Brazilian footballer

Carlos Rafael Rocha Ferreira, sometimes known as Rafael Rocha or Rato (born 14 March 1989 in Ribeirão Preto) is a Brazilian professional football player who plays as a left midfielder for União de Rondonópolis.

==Club career==

===Early career===
Rocha began his youth career at Desportivo Brasil. He later played at São Bento and Botafogo.

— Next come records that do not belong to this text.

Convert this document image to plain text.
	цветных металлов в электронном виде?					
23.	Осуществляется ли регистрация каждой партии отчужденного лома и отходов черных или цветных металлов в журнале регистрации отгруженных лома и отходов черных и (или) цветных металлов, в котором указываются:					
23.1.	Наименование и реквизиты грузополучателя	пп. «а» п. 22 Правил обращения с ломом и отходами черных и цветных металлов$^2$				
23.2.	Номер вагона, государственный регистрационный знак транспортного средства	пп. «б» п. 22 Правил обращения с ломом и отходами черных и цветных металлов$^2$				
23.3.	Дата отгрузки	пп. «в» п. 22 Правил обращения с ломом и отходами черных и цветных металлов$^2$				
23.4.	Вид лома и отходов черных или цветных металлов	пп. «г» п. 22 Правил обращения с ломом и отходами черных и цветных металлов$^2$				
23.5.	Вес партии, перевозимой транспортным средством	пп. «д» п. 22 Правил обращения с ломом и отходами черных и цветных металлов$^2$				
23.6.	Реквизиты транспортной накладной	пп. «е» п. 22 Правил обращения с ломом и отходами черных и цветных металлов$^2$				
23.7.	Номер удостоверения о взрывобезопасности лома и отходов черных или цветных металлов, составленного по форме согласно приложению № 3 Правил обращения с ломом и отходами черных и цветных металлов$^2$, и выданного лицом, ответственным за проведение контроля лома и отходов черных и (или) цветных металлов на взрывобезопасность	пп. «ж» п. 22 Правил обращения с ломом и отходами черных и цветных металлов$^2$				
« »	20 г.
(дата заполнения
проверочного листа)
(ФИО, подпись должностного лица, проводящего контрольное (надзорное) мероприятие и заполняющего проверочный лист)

===Politehnica Timișoara===
In October 2010 Rafael Rocha signed with Politehnica Timişoara, being recommended there by Poli's defender, the Brazilian Hélder Maurílio. Rocha was presented together with Jiří Krejčí and he was handed the number 30. At the presentation, he said: "It's a unique opportunity for me. It's a great team and I want to meet the demands of that are here. Romanian football is very aggressive. I'll probably adjust harder, I hope the people here will have patience with me". He made his debut for Poli on the Dan Păltinişanu stadium on 26 February 2011 against Gaz Metan Mediaş, replacing Ianis Zicu in the 88th minute of the game.